Structure and symmetries of integrable systems

可积系统的结构和对称性

基本信息

批准号：
05402001
负责人：
JIMBO Michio
金额：
$ 8.13万
依托单位：
KYOTO UNIVERSITY
依托单位国家：
日本
项目类别：
Grant-in-Aid for General Scientific Research (A)
财政年份：
1993
资助国家：
日本
起止时间：
1993 至 1995
项目状态：
已结题

项目摘要

The major outcome of the present research project is as follows.1.Jimbo pushed forward the study of space of states of lattice models. Ising and RSOS type models were formulated in much the same way as for the vertex type models, and difference equations for correlations were derived. The theory was extended to spin chains with a boundary, and physical quantities were derived including vacuum states, energy and magnetization. For critical systems an integral formula for correlations was found. In representation theory, a new level 0 action was constructed on a level one module over the quantum affine algebra.2.Shiota constructed a notrivial solution to [P,Q] =P using a matrix integral similar to Kontsevich's.
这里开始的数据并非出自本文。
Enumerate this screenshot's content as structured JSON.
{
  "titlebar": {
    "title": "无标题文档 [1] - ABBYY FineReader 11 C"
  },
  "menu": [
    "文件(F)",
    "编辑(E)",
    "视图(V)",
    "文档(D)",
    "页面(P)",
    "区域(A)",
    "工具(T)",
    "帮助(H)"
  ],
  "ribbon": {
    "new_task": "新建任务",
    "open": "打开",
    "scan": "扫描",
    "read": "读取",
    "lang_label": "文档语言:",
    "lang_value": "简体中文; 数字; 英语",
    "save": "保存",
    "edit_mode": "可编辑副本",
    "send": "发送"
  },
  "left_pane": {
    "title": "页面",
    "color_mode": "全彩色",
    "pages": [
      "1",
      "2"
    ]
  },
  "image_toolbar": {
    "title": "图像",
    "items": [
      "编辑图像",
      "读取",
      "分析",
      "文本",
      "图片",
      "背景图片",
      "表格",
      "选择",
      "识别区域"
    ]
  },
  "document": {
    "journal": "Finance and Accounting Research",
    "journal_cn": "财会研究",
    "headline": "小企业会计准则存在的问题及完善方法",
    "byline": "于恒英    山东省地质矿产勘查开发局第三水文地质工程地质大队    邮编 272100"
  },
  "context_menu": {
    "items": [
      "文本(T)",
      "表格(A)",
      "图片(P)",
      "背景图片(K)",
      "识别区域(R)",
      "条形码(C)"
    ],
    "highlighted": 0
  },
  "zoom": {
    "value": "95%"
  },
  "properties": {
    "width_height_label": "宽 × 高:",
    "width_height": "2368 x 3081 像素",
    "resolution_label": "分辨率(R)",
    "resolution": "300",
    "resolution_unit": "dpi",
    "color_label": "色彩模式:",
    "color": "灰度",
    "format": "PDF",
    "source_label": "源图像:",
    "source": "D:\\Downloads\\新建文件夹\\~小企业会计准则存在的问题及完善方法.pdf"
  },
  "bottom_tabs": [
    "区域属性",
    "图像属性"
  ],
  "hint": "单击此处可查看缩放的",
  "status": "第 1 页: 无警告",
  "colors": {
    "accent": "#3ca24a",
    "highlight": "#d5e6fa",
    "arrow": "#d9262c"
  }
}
Takei showed, usuing the exact WKB analysis, that the Painleve I equation can be taken as a standard form near a simple turning point. He also constructed a general solution using the multiple scale anaysis.3.Umeda studied a new construction of a q-analog of differential operators, which appear in the Capelli identity for GLq (n) , in terms of classical q-difference operators. This opened up a connection with Gelfand-type hypergeometric equations.4.Ueno gave a concrete construction of projective flat connections on the vector bundles of conformal blocks over the moduli space of curves. Kono studied the free loop group of a compact simple Lie group, and found a connection between the mod p cohomology of the adjoint action of G on the closed loop group, and the integral cohomology of G.

本研究项目的主要成果如下： 1.Jimbo推进了晶格模型态空间的研究。 Ising 和 RSOS 类型模型的制定方式与顶点类型模型大致相同，并导出了相关性的差分方程。该理论被扩展到有边界的自旋链，并导出了包括真空态、能量和磁化强度在内的物理量。对于关键系统，找到了相关性的积分公式。在表示论中，在量子仿射代数的一级模块上构造了新的0级动作。2.Shiota使用类似于Kontsevich的矩阵积分构造了[P,Q]=P的非平凡解。 Takei 使用精确的 WKB 分析表明，Painleve I 方程可以视为简单转折点附近的标准形式。他还利用多尺度分析构造了一个通解。3.Umeda研究了微分算子的q-模拟的新构造，它出现在GLq(n)的Capelli恒等式中，用经典的q-差分算子来表示。这与Gelfand型超几何方程建立了联系。4.Ueno给出了曲线模空间上共形块向量束上射影平面连接的具体构造。 Kono 研究了紧简单李群的自由环群，发现了 G 在闭环群上的伴随作用的 mod p 上同调与 G 的积分上同调之间的联系。